Benefits of a dark store

Time compression. Time compression is critical for grocers. Some will try to make up time with speedier transportation, which ultimately drives up costs and reduces efficiency. Dark stores are a great way to increase time compression by moving inventory closer to demand signals and creating an environment that is configured specifically for ecommerce picking. In this sense, grocers have the opportunity to utilize the hub and spoke model for micro-fulfillment, with one or two large distribution centers – the hubs –accompanied by several dark stores – the spokes – that are strategically placed where demand merits.

Using the hub-and-spoke model, grocers can avoid the transportation costs of shipping complex orders from distant distribution centers and utilize order management technology and direct-to-consumer strategies to enable omnichannel pick up options such as buy-online-pickup-in-store (BOPIS) and curbside.
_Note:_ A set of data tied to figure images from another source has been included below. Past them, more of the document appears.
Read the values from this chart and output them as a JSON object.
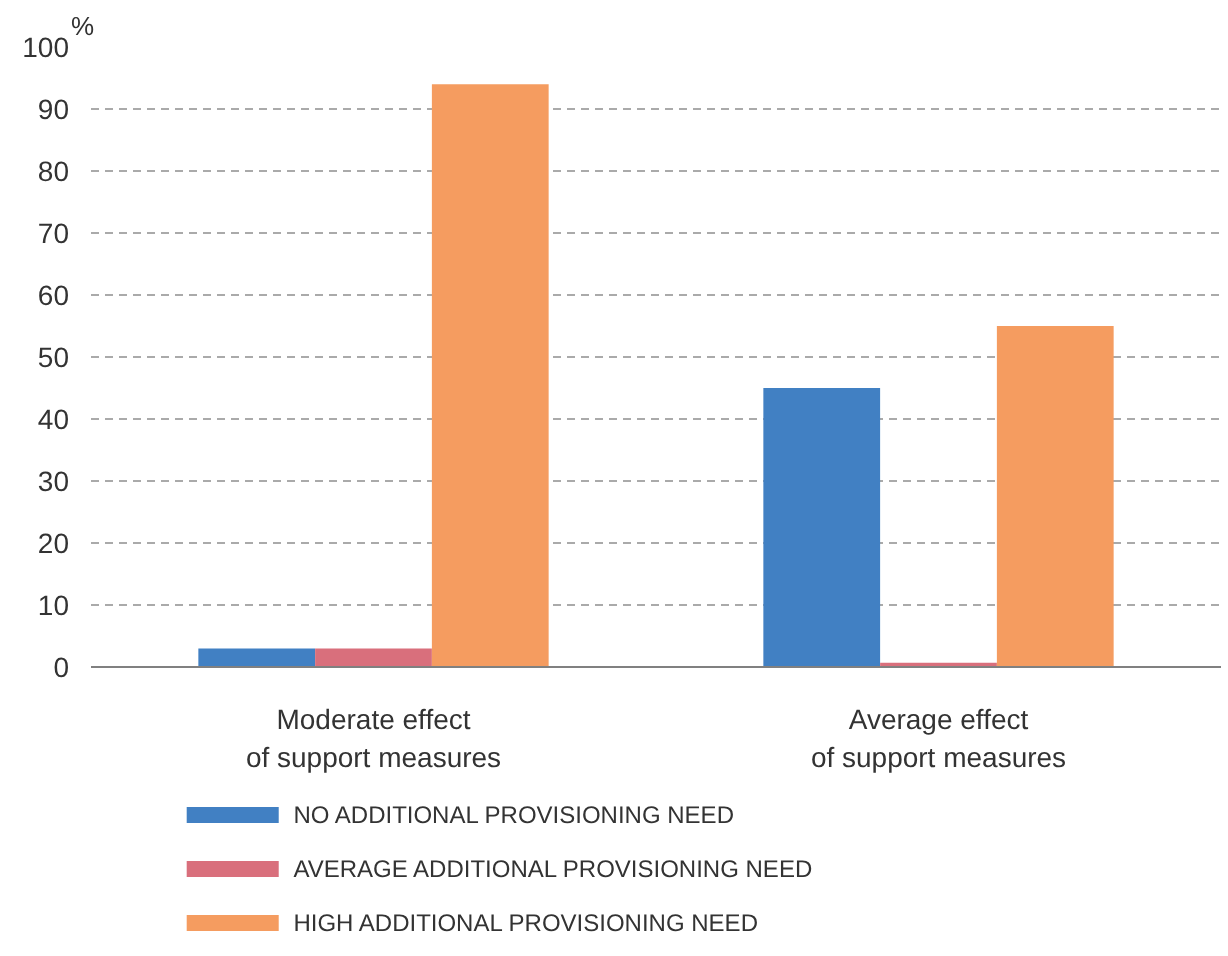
{
  "chart_data": {
    "type": "bar",
    "ylabel": "%",
    "categories": [
      "Moderate effect\nof support measures",
      "Average effect\nof support measures"
    ],
    "series": [
      {
        "name": "NO ADDITIONAL PROVISIONING NEED",
        "color": "#4180c3",
        "values": [
          3,
          45
        ]
      },
      {
        "name": "AVERAGE ADDITIONAL PROVISIONING NEED",
        "color": "#d96f7c",
        "values": [
          3,
          0.7
        ]
      },
      {
        "name": "HIGH ADDITIONAL PROVISIONING NEED",
        "color": "#f59c60",
        "values": [
          94,
          55
        ]
      }
    ],
    "ylim": [
      0,
      100
    ],
    "yticks": [
      0,
      10,
      20,
      30,
      40,
      50,
      60,
      70,
      80,
      90,
      100
    ],
    "grid": "y",
    "legend": "bottom"
  }
}
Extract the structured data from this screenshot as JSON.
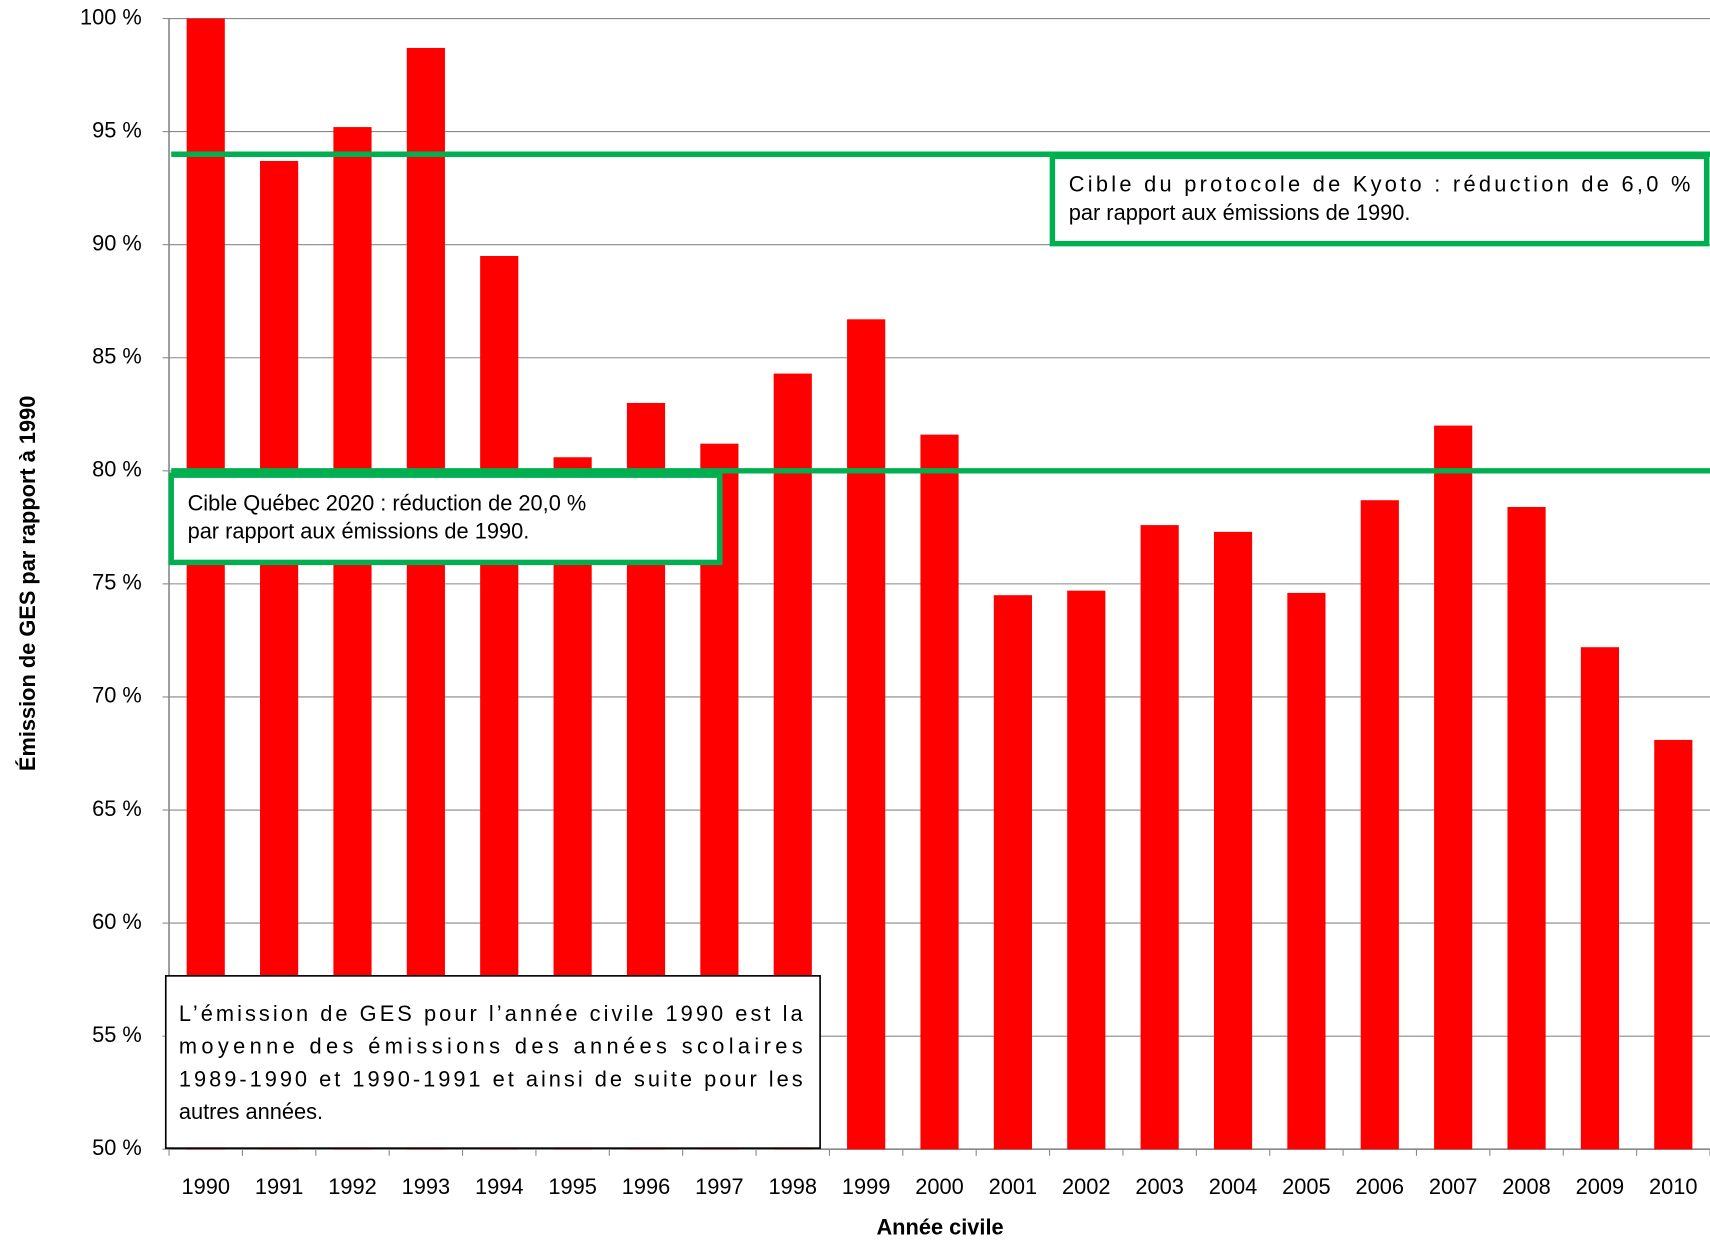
{
  "chart_data": {
    "type": "bar",
    "categories": [
      "1990",
      "1991",
      "1992",
      "1993",
      "1994",
      "1995",
      "1996",
      "1997",
      "1998",
      "1999",
      "2000",
      "2001",
      "2002",
      "2003",
      "2004",
      "2005",
      "2006",
      "2007",
      "2008",
      "2009",
      "2010"
    ],
    "values": [
      100,
      93.7,
      95.2,
      98.7,
      89.5,
      80.6,
      83.0,
      81.2,
      84.3,
      86.7,
      81.6,
      74.5,
      74.7,
      77.6,
      77.3,
      74.6,
      78.7,
      82.0,
      78.4,
      72.2,
      68.1
    ],
    "color": "#ff0000",
    "ylim": [
      50,
      100
    ],
    "yticks": [
      {
        "value": 50,
        "label": "50 %"
      },
      {
        "value": 55,
        "label": "55 %"
      },
      {
        "value": 60,
        "label": "60 %"
      },
      {
        "value": 65,
        "label": "65 %"
      },
      {
        "value": 70,
        "label": "70 %"
      },
      {
        "value": 75,
        "label": "75 %"
      },
      {
        "value": 80,
        "label": "80 %"
      },
      {
        "value": 85,
        "label": "85 %"
      },
      {
        "value": 90,
        "label": "90 %"
      },
      {
        "value": 95,
        "label": "95 %"
      },
      {
        "value": 100,
        "label": "100 %"
      }
    ],
    "grid": true,
    "x_label": "Année civile",
    "y_label": "Émission de GES par rapport à 1990",
    "reference_lines": [
      {
        "value": 94,
        "color": "#00b050",
        "lines": [
          "Cible du protocole de Kyoto : réduction de 6,0 %",
          "par rapport aux émissions de 1990."
        ]
      },
      {
        "value": 80,
        "color": "#00b050",
        "lines": [
          "Cible Québec 2020 : réduction de 20,0 %",
          "par rapport aux émissions de 1990."
        ]
      }
    ],
    "note": [
      "L’émission de GES pour l’année civile 1990 est la",
      "moyenne des émissions des années scolaires",
      "1989-1990 et 1990-1991 et ainsi de suite pour les",
      "autres années."
    ]
  }
}
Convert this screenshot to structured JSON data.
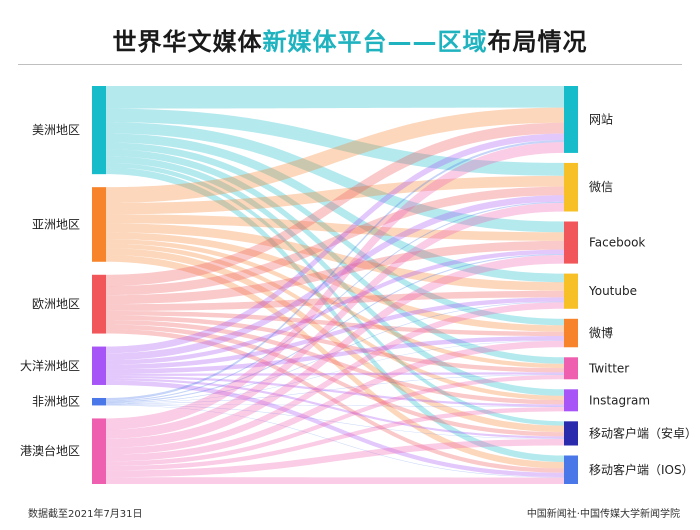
{
  "title": {
    "part1": "世界华文媒体",
    "part2": "新媒体平台——区域",
    "part3": "布局情况"
  },
  "footer": {
    "left": "数据截至2021年7月31日",
    "right": "中国新闻社·中国传媒大学新闻学院"
  },
  "chart_data": {
    "type": "sankey",
    "sources": [
      {
        "name": "美洲地区",
        "color": "#17bccb"
      },
      {
        "name": "亚洲地区",
        "color": "#f7832a"
      },
      {
        "name": "欧洲地区",
        "color": "#f0565a"
      },
      {
        "name": "大洋洲地区",
        "color": "#a855f7"
      },
      {
        "name": "非洲地区",
        "color": "#4a78e8"
      },
      {
        "name": "港澳台地区",
        "color": "#ef5fb0"
      }
    ],
    "targets": [
      {
        "name": "网站",
        "color": "#17bccb"
      },
      {
        "name": "微信",
        "color": "#f6c026"
      },
      {
        "name": "Facebook",
        "color": "#f0565a"
      },
      {
        "name": "Youtube",
        "color": "#f6c026"
      },
      {
        "name": "微博",
        "color": "#f7832a"
      },
      {
        "name": "Twitter",
        "color": "#ef5fb0"
      },
      {
        "name": "Instagram",
        "color": "#a855f7"
      },
      {
        "name": "移动客户端（安卓）",
        "color": "#2a2aad"
      },
      {
        "name": "移动客户端（IOS）",
        "color": "#4a78e8"
      }
    ],
    "flows": [
      [
        10,
        6,
        5,
        4,
        3,
        3,
        3,
        2,
        3
      ],
      [
        7,
        5,
        4,
        4,
        3,
        2,
        2,
        3,
        3
      ],
      [
        5,
        4,
        4,
        3,
        2,
        2,
        2,
        2,
        2
      ],
      [
        3,
        3,
        2,
        2,
        2,
        1,
        1,
        1,
        2
      ],
      [
        1,
        0.5,
        0.5,
        0.3,
        0.2,
        0.2,
        0.2,
        0.2,
        0.2
      ],
      [
        5,
        4,
        4,
        3,
        3,
        2,
        2,
        3,
        3
      ]
    ]
  }
}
Dark stores or micro-fulfillment centers can come in many flavors. As the name implies, a dark store can be a store within a store that operates without traditional store labor. Additionally, it can be an abandoned, non-productive store that has been converted to a dark store to perform order fulfillment or a stand-alone, semi-automated or automated warehouse positioned within the geographical market to service online customers. Most importantly is that dark stores do not have to be an “all or nothing” endeavor. Grocers can employ a hybrid model, in which same and next-day orders are picked and fulfilled in the dark store, while other demand gets picked and fulfilled in the main hub.

Inventory positioning

The “perfect order.” In grocery e-commerce, keeping the customer promise means minimizing substitutions and getting as close as possible to providing your customer with the perfect order. This is especially challenging in grocery, with the wide variety of SKUs and temperature-controlled items, putting grocery e-commerce orders as one of the most difficult to fulfill. According to Incisiv’s report, grocery customer satisfaction is only at 48% for inventory visibility, which is to be expected when e-commerce inventory is being pulled from the same selection as in-store inventory. However, in a dark store where the inventory is allotted completely to online orders and positioned near the right demand signals, substitution rates are near zero, which results in higher customer satisfaction. Ultimately, dark stores increase the ‘perfect order’ rate and overall customer satisfaction.

Shopping experience. In the above scenario, while online grocery shoppers are satisfied with near-perfect orders, in-store shoppers are also being catered to for the optimal customer experience. Rather than forcing customers to compete with online shoppers over the same inventory, inventory is positioned strategically to reduce competition, store crowding and order dissatisfaction.

The nitty gritty

Dark stores are fairly simple in concept, but all of the above benefits come with a lot of moving parts and details that need to be nailed down in order to ensure that the dark store strategically benefits the business. Ensuring that the right inventory is in the right place is crucial. Demand planning, or understanding what demographics require what items, will ensure certain items are in stock in the right places, so whether it be an online or in-store shopper, they are able to find what they need, when and where they need it.

Additionally, labor planning plays a large role in the implementation of a dark store model. Understanding where you will need more labor for picking and fulfilling online orders and where automation could supplement will be key to maintaining the most efficient dark store.

Having the right technology and processes in place that work symbiotically to create a seamless experience is the final piece. This ranges from order management technology, which will enable truly agile omnichannel fulfillment to labor management technology, which will ensure that the operational processes run smoothly.

Conclusion

At the tail end of a difficult year, the only way out is forward, and dark stores seem to be the light at the end of the tunnel for grocers. Once you determine the right people, processes and technology, delighting the customer has never been easier.